Cekfakta.ri: Antara Narasi Tunggal Pemerintah dan Verifikasi Independen
Unggahan akun cekfakta.ri(Akun Cekfakta.ri)
10:58
6 Juni 2025

Cekfakta.ri: Antara Narasi Tunggal Pemerintah dan Verifikasi Independen

PADA era pascakebenaran (post-truth), kebenaran sering kali datang terlambat. Kebenaran membutuhkan verifikasi, yang berjalan lebih lambat daripada kemampuan jempol mengetikkan pendapat, asumsi, hingga propaganda.

Kondisi ini melahirkan berbagai inisiatif cek fakta. Sebagian lahir dari keresahan publik dan semangat jurnalisme independen.

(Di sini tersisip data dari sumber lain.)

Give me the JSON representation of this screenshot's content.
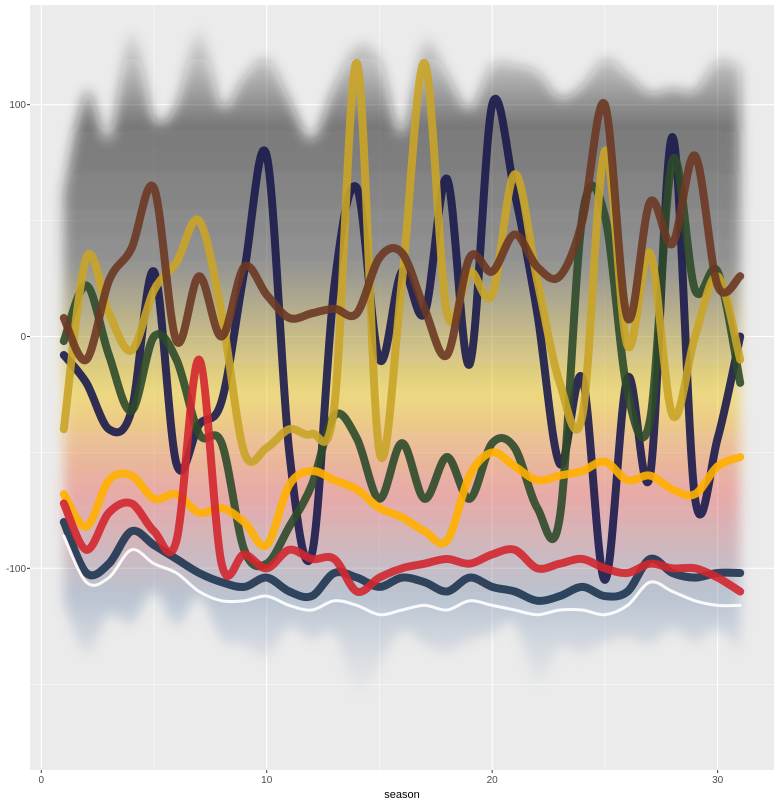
{
  "chart_data": {
    "type": "area",
    "xlabel": "season",
    "ylabel": "",
    "xlim": [
      -0.5,
      32.5
    ],
    "ylim": [
      -187,
      143
    ],
    "x_ticks": [
      0,
      10,
      20,
      30
    ],
    "y_ticks": [
      100,
      0,
      -100
    ],
    "x_tick_labels": [
      "0",
      "10",
      "20",
      "30"
    ],
    "y_tick_labels": [
      "100",
      "0",
      "-100"
    ],
    "grid": true,
    "legend": "none",
    "panel_background": "#ebebeb",
    "grid_color": "#ffffff",
    "seasons": [
      1,
      2,
      3,
      4,
      5,
      6,
      7,
      8,
      9,
      10,
      11,
      12,
      13,
      14,
      15,
      16,
      17,
      18,
      19,
      20,
      21,
      22,
      23,
      24,
      25,
      26,
      27,
      28,
      29,
      30,
      31
    ],
    "upper_envelope": [
      62,
      106,
      85,
      132,
      94,
      100,
      133,
      99,
      112,
      120,
      102,
      85,
      108,
      126,
      120,
      87,
      128,
      113,
      98,
      117,
      117,
      114,
      103,
      108,
      120,
      113,
      105,
      107,
      106,
      119,
      116
    ],
    "lower_envelope": [
      -115,
      -137,
      -120,
      -124,
      -110,
      -125,
      -112,
      -131,
      -133,
      -138,
      -125,
      -131,
      -128,
      -155,
      -142,
      -127,
      -133,
      -136,
      -131,
      -128,
      -124,
      -150,
      -134,
      -137,
      -132,
      -130,
      -133,
      -126,
      -132,
      -126,
      -136
    ],
    "highlight_series": [
      {
        "color": "#1b1b4d",
        "values": [
          -8,
          -20,
          -40,
          -32,
          28,
          -55,
          -38,
          -28,
          28,
          78,
          -50,
          -94,
          22,
          64,
          -10,
          28,
          10,
          68,
          -12,
          100,
          62,
          10,
          -55,
          -18,
          -105,
          -18,
          -60,
          86,
          -70,
          -44,
          0
        ]
      },
      {
        "color": "#2d4a2a",
        "values": [
          -2,
          22,
          -8,
          -32,
          0,
          -10,
          -42,
          -46,
          -92,
          -98,
          -82,
          -64,
          -34,
          -44,
          -70,
          -46,
          -70,
          -52,
          -70,
          -46,
          -48,
          -74,
          -78,
          52,
          52,
          -24,
          -36,
          76,
          20,
          28,
          -20
        ]
      },
      {
        "color": "#c9a427",
        "values": [
          -40,
          34,
          10,
          -6,
          20,
          32,
          50,
          10,
          -50,
          -48,
          -40,
          -42,
          -30,
          118,
          -50,
          24,
          118,
          10,
          28,
          18,
          70,
          24,
          -20,
          -34,
          80,
          -4,
          36,
          -34,
          0,
          26,
          -10
        ]
      },
      {
        "color": "#6b3824",
        "values": [
          8,
          -10,
          24,
          38,
          64,
          -2,
          26,
          0,
          30,
          18,
          8,
          10,
          12,
          10,
          34,
          36,
          12,
          -8,
          34,
          28,
          44,
          30,
          26,
          50,
          100,
          8,
          58,
          40,
          78,
          22,
          26
        ]
      },
      {
        "color": "#1f3550",
        "values": [
          -80,
          -102,
          -98,
          -84,
          -90,
          -96,
          -102,
          -106,
          -108,
          -104,
          -110,
          -112,
          -102,
          -104,
          -108,
          -104,
          -106,
          -110,
          -104,
          -108,
          -110,
          -114,
          -112,
          -108,
          -112,
          -110,
          -96,
          -102,
          -104,
          -102,
          -102
        ]
      },
      {
        "color": "#ffffff",
        "values": [
          -86,
          -106,
          -104,
          -92,
          -98,
          -102,
          -110,
          -114,
          -114,
          -112,
          -116,
          -118,
          -114,
          -116,
          -120,
          -118,
          -116,
          -118,
          -114,
          -116,
          -118,
          -120,
          -118,
          -118,
          -120,
          -116,
          -106,
          -110,
          -114,
          -116,
          -116
        ]
      },
      {
        "color": "#ffb000",
        "values": [
          -68,
          -82,
          -62,
          -60,
          -70,
          -68,
          -76,
          -74,
          -80,
          -90,
          -64,
          -58,
          -62,
          -66,
          -74,
          -78,
          -84,
          -88,
          -60,
          -50,
          -56,
          -62,
          -60,
          -58,
          -54,
          -62,
          -60,
          -66,
          -68,
          -56,
          -52
        ]
      },
      {
        "color": "#d2272f",
        "values": [
          -72,
          -92,
          -76,
          -72,
          -84,
          -88,
          -10,
          -98,
          -94,
          -100,
          -92,
          -96,
          -96,
          -110,
          -104,
          -100,
          -98,
          -96,
          -98,
          -94,
          -92,
          -100,
          -98,
          -96,
          -100,
          -102,
          -98,
          -100,
          -100,
          -104,
          -110
        ]
      }
    ]
  }
}
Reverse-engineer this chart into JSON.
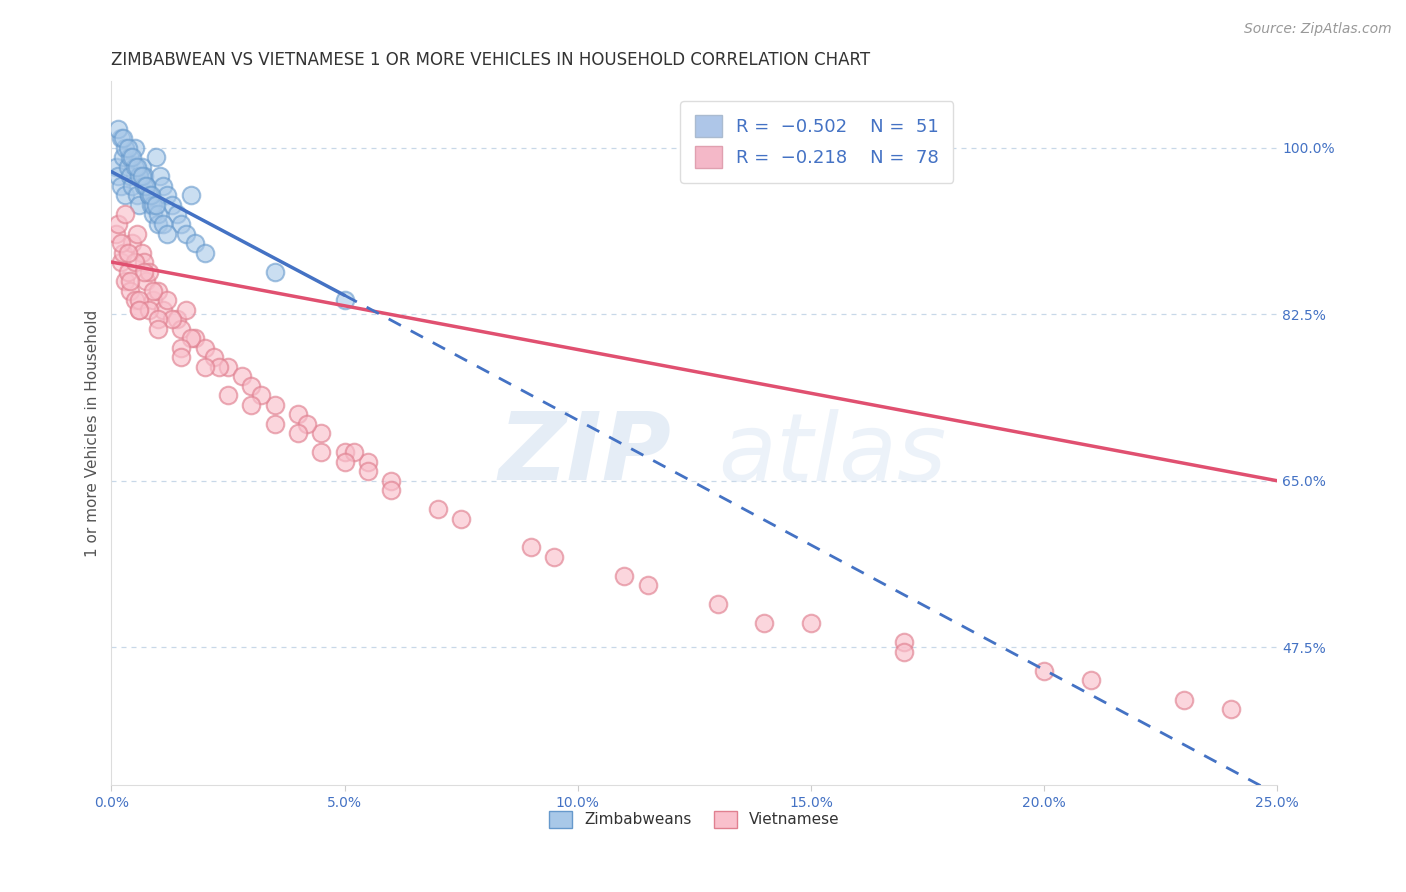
{
  "title": "ZIMBABWEAN VS VIETNAMESE 1 OR MORE VEHICLES IN HOUSEHOLD CORRELATION CHART",
  "source": "Source: ZipAtlas.com",
  "ylabel": "1 or more Vehicles in Household",
  "xmin": 0.0,
  "xmax": 25.0,
  "ymin": 33.0,
  "ymax": 107.0,
  "right_yticks": [
    47.5,
    65.0,
    82.5,
    100.0
  ],
  "watermark_zip": "ZIP",
  "watermark_atlas": "atlas",
  "zimbabwean_face": "#a8c8e8",
  "zimbabwean_edge": "#6699cc",
  "vietnamese_face": "#f9c0cc",
  "vietnamese_edge": "#e08090",
  "trend_zim_color": "#4472c4",
  "trend_viet_color": "#e05070",
  "legend_zim_fill": "#aec6e8",
  "legend_viet_fill": "#f4b8c8",
  "zim_scatter_x": [
    0.1,
    0.15,
    0.2,
    0.25,
    0.3,
    0.35,
    0.4,
    0.45,
    0.5,
    0.55,
    0.6,
    0.65,
    0.7,
    0.75,
    0.8,
    0.85,
    0.9,
    0.95,
    1.0,
    1.05,
    1.1,
    1.2,
    1.3,
    1.4,
    1.5,
    1.6,
    1.7,
    1.8,
    0.2,
    0.3,
    0.4,
    0.5,
    0.6,
    0.7,
    0.8,
    0.9,
    1.0,
    1.1,
    1.2,
    0.15,
    0.25,
    0.35,
    0.45,
    0.55,
    0.65,
    0.75,
    0.85,
    0.95,
    2.0,
    3.5,
    5.0
  ],
  "zim_scatter_y": [
    98,
    97,
    96,
    99,
    95,
    98,
    97,
    96,
    100,
    95,
    94,
    98,
    97,
    96,
    95,
    94,
    93,
    99,
    92,
    97,
    96,
    95,
    94,
    93,
    92,
    91,
    95,
    90,
    101,
    100,
    99,
    98,
    97,
    96,
    95,
    94,
    93,
    92,
    91,
    102,
    101,
    100,
    99,
    98,
    97,
    96,
    95,
    94,
    89,
    87,
    84
  ],
  "viet_scatter_x": [
    0.1,
    0.15,
    0.2,
    0.25,
    0.3,
    0.35,
    0.4,
    0.45,
    0.5,
    0.55,
    0.6,
    0.65,
    0.7,
    0.75,
    0.8,
    0.9,
    1.0,
    1.1,
    1.2,
    1.4,
    1.5,
    1.6,
    1.8,
    2.0,
    2.2,
    2.5,
    2.8,
    3.0,
    3.5,
    4.0,
    4.5,
    5.0,
    5.5,
    6.0,
    0.3,
    0.5,
    0.7,
    0.9,
    1.3,
    1.7,
    2.3,
    3.2,
    4.2,
    5.2,
    0.2,
    0.4,
    0.6,
    0.8,
    1.0,
    1.5,
    2.0,
    3.0,
    4.0,
    5.0,
    6.0,
    7.0,
    9.0,
    11.0,
    13.0,
    15.0,
    17.0,
    20.0,
    23.0,
    0.35,
    0.6,
    1.0,
    1.5,
    2.5,
    3.5,
    4.5,
    5.5,
    7.5,
    9.5,
    11.5,
    14.0,
    17.0,
    21.0,
    24.0
  ],
  "viet_scatter_y": [
    91,
    92,
    88,
    89,
    86,
    87,
    85,
    90,
    84,
    91,
    83,
    89,
    88,
    86,
    87,
    84,
    85,
    83,
    84,
    82,
    81,
    83,
    80,
    79,
    78,
    77,
    76,
    75,
    73,
    72,
    70,
    68,
    67,
    65,
    93,
    88,
    87,
    85,
    82,
    80,
    77,
    74,
    71,
    68,
    90,
    86,
    84,
    83,
    82,
    79,
    77,
    73,
    70,
    67,
    64,
    62,
    58,
    55,
    52,
    50,
    48,
    45,
    42,
    89,
    83,
    81,
    78,
    74,
    71,
    68,
    66,
    61,
    57,
    54,
    50,
    47,
    44,
    41
  ],
  "zim_trend": {
    "x": [
      0.0,
      5.0
    ],
    "y": [
      97.5,
      84.5
    ]
  },
  "viet_trend": {
    "x": [
      0.0,
      25.0
    ],
    "y": [
      88.0,
      65.0
    ]
  },
  "zim_dash": {
    "x": [
      5.0,
      25.0
    ],
    "y": [
      84.5,
      32.0
    ]
  },
  "background_color": "#ffffff",
  "grid_color": "#c8d8e8",
  "title_fontsize": 12,
  "tick_fontsize": 10,
  "axis_label_fontsize": 11
}
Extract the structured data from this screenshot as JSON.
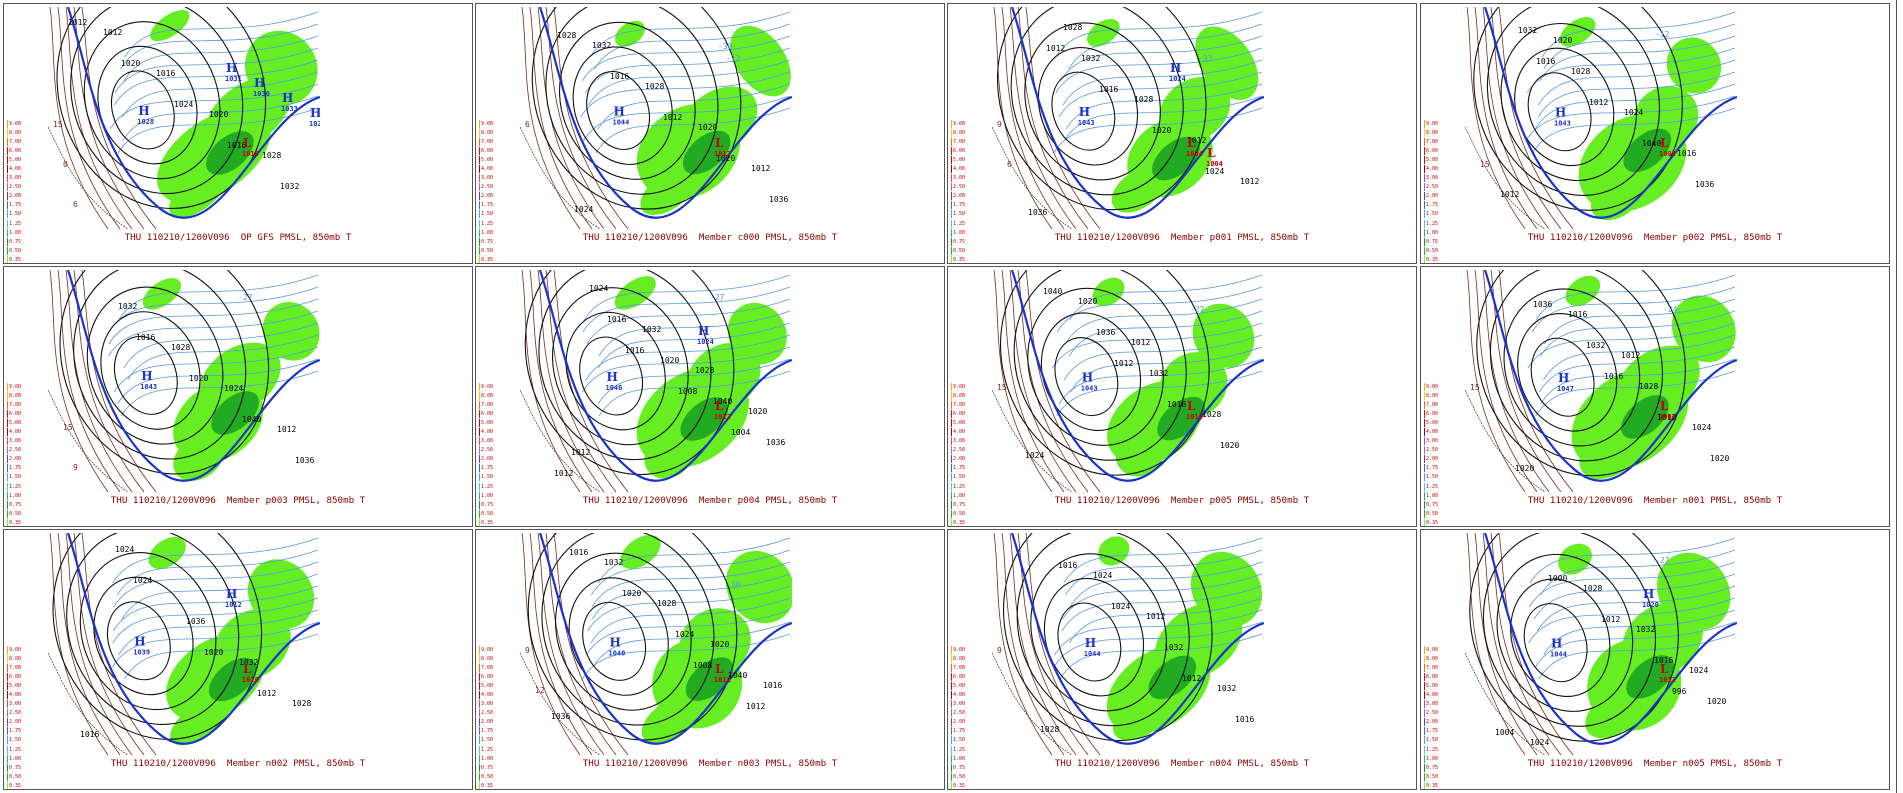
{
  "panels": [
    {
      "caption": "THU 110210/1200V096  OP GFS PMSL, 850mb T",
      "highs": [
        "1028",
        "1031",
        "1030",
        "1033",
        "1028",
        "1028"
      ],
      "lows": [
        "1016"
      ],
      "isobars": [
        "1012",
        "1020",
        "1024",
        "1016",
        "1032",
        "1012",
        "1016",
        "1020",
        "1028"
      ],
      "temps": [
        "15",
        "0",
        "6"
      ]
    },
    {
      "caption": "THU 110210/1200V096  Member c000 PMSL, 850mb T",
      "highs": [
        "1044"
      ],
      "lows": [
        "1012"
      ],
      "isobars": [
        "1028",
        "1016",
        "1012",
        "1020",
        "1036",
        "1032",
        "1028",
        "1020",
        "1012",
        "1024"
      ],
      "temps": [
        "6",
        "-30",
        "-12"
      ]
    },
    {
      "caption": "THU 110210/1200V096  Member p001 PMSL, 850mb T",
      "highs": [
        "1043",
        "1024"
      ],
      "lows": [
        "1004",
        "1004"
      ],
      "isobars": [
        "1012",
        "1016",
        "1020",
        "1024",
        "1036",
        "1032",
        "1028",
        "1012",
        "1012",
        "1028"
      ],
      "temps": [
        "9",
        "6",
        "-33"
      ]
    },
    {
      "caption": "THU 110210/1200V096  Member p002 PMSL, 850mb T",
      "highs": [
        "1043"
      ],
      "lows": [
        "1008"
      ],
      "isobars": [
        "1016",
        "1012",
        "1040",
        "1036",
        "1032",
        "1028",
        "1024",
        "1016",
        "1012",
        "1020"
      ],
      "temps": [
        "-12",
        "15"
      ]
    },
    {
      "caption": "THU 110210/1200V096  Member p003 PMSL, 850mb T",
      "highs": [
        "1043"
      ],
      "lows": [],
      "isobars": [
        "1016",
        "1020",
        "1040",
        "1036",
        "1032",
        "1028",
        "1024",
        "1012"
      ],
      "temps": [
        "-27",
        "15",
        "9"
      ]
    },
    {
      "caption": "THU 110210/1200V096  Member p004 PMSL, 850mb T",
      "highs": [
        "1046",
        "1024"
      ],
      "lows": [
        "1012"
      ],
      "isobars": [
        "1016",
        "1008",
        "1004",
        "1012",
        "1016",
        "1020",
        "1040",
        "1036",
        "1024",
        "1032",
        "1028",
        "1020",
        "1012"
      ],
      "temps": [
        "-27"
      ]
    },
    {
      "caption": "THU 110210/1200V096  Member p005 PMSL, 850mb T",
      "highs": [
        "1043"
      ],
      "lows": [
        "1016"
      ],
      "isobars": [
        "1012",
        "1016",
        "1020",
        "1040",
        "1036",
        "1032",
        "1028",
        "1024",
        "1020",
        "1012"
      ],
      "temps": [
        "15",
        "-27"
      ]
    },
    {
      "caption": "THU 110210/1200V096  Member n001 PMSL, 850mb T",
      "highs": [
        "1047"
      ],
      "lows": [
        "1004"
      ],
      "isobars": [
        "1016",
        "1012",
        "1020",
        "1036",
        "1032",
        "1028",
        "1024",
        "1020",
        "1016",
        "1012"
      ],
      "temps": [
        "15",
        "-24"
      ]
    },
    {
      "caption": "THU 110210/1200V096  Member n002 PMSL, 850mb T",
      "highs": [
        "1039",
        "1012"
      ],
      "lows": [
        "1016"
      ],
      "isobars": [
        "1020",
        "1012",
        "1016",
        "1024",
        "1036",
        "1032",
        "1028",
        "1024"
      ],
      "temps": []
    },
    {
      "caption": "THU 110210/1200V096  Member n003 PMSL, 850mb T",
      "highs": [
        "1040"
      ],
      "lows": [
        "1012"
      ],
      "isobars": [
        "1008",
        "1012",
        "1016",
        "1020",
        "1024",
        "1040",
        "1036",
        "1032",
        "1028",
        "1020",
        "1016"
      ],
      "temps": [
        "9",
        "12",
        "-30"
      ]
    },
    {
      "caption": "THU 110210/1200V096  Member n004 PMSL, 850mb T",
      "highs": [
        "1044"
      ],
      "lows": [],
      "isobars": [
        "1012",
        "1016",
        "1016",
        "1024",
        "1032",
        "1032",
        "1028",
        "1024",
        "1012"
      ],
      "temps": [
        "9"
      ]
    },
    {
      "caption": "THU 110210/1200V096  Member n005 PMSL, 850mb T",
      "highs": [
        "1044",
        "1020"
      ],
      "lows": [
        "1012"
      ],
      "isobars": [
        "996",
        "1004",
        "1000",
        "1012",
        "1016",
        "1020",
        "1024",
        "1028",
        "1032",
        "1024"
      ],
      "temps": [
        "-27"
      ]
    }
  ],
  "legend": {
    "labels": [
      "9.00",
      "8.00",
      "7.00",
      "6.00",
      "5.00",
      "4.00",
      "3.00",
      "2.50",
      "2.00",
      "1.75",
      "1.50",
      "1.25",
      "1.00",
      "0.75",
      "0.50",
      "0.35",
      "0.25",
      "0.10",
      "0.01"
    ],
    "colors": [
      "#ffaa00",
      "#ffcc00",
      "#ff6600",
      "#ff0000",
      "#cc0000",
      "#990000",
      "#cc33cc",
      "#9966cc",
      "#6633cc",
      "#3366ff",
      "#33aaff",
      "#33ccff",
      "#00cc66",
      "#009933",
      "#00cc00",
      "#66ff33",
      "#99ff66",
      "#ccff99",
      "#ffffff"
    ]
  },
  "colors": {
    "precip_light": "#66ee22",
    "precip_dark": "#22aa22",
    "isobar": "#111111",
    "isotherm": "#5599dd",
    "freezing_line": "#1a33cc",
    "high_label": "#1a33cc",
    "low_label": "#cc0000",
    "warm_isotherm": "#7a2a20",
    "caption": "#8b0000"
  }
}
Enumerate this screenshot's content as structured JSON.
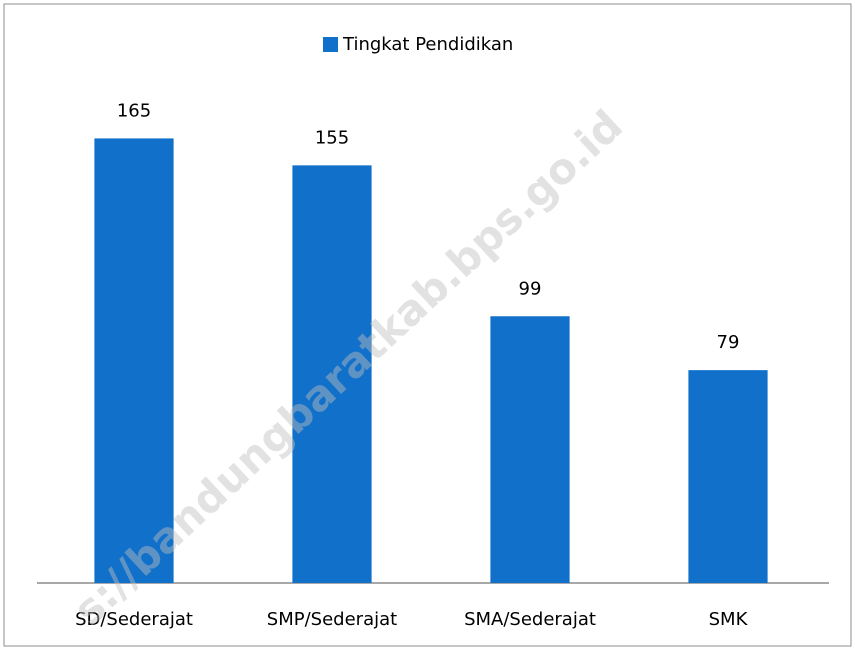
{
  "chart_data": {
    "type": "bar",
    "legend": "Tingkat Pendidikan",
    "categories": [
      "SD/Sederajat",
      "SMP/Sederajat",
      "SMA/Sederajat",
      "SMK"
    ],
    "values": [
      165,
      155,
      99,
      79
    ],
    "color": "#1170c9",
    "ylim": [
      0,
      180
    ],
    "legend_position": "top",
    "watermark": "s://bandungbaratkab.bps.go.id"
  }
}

Pada 5 Mei 2018, sebanyak 22 media massa di Indonesia meluncurkan cekfakta.com. Kolaborasi ini juga didukung oleh Google News Initiative, dan beberapa organisasi masyarakat sipil seperti Aliansi Jurnalis Independen (AJI), Masyarakat Anti Fitnah Indonesia (Mafindo), Asosiasi Media Siber Indonesia (AMSI).

Namun, ada pula yang lahir dari pemerintah. Kantor Komunikasi Kepresidenan Republik Indonesia meluncurkan akun Instagram @cekfakta.ri, yang mengklaim dirinya sebagai saluran pemeriksa fakta resmi pemerintah.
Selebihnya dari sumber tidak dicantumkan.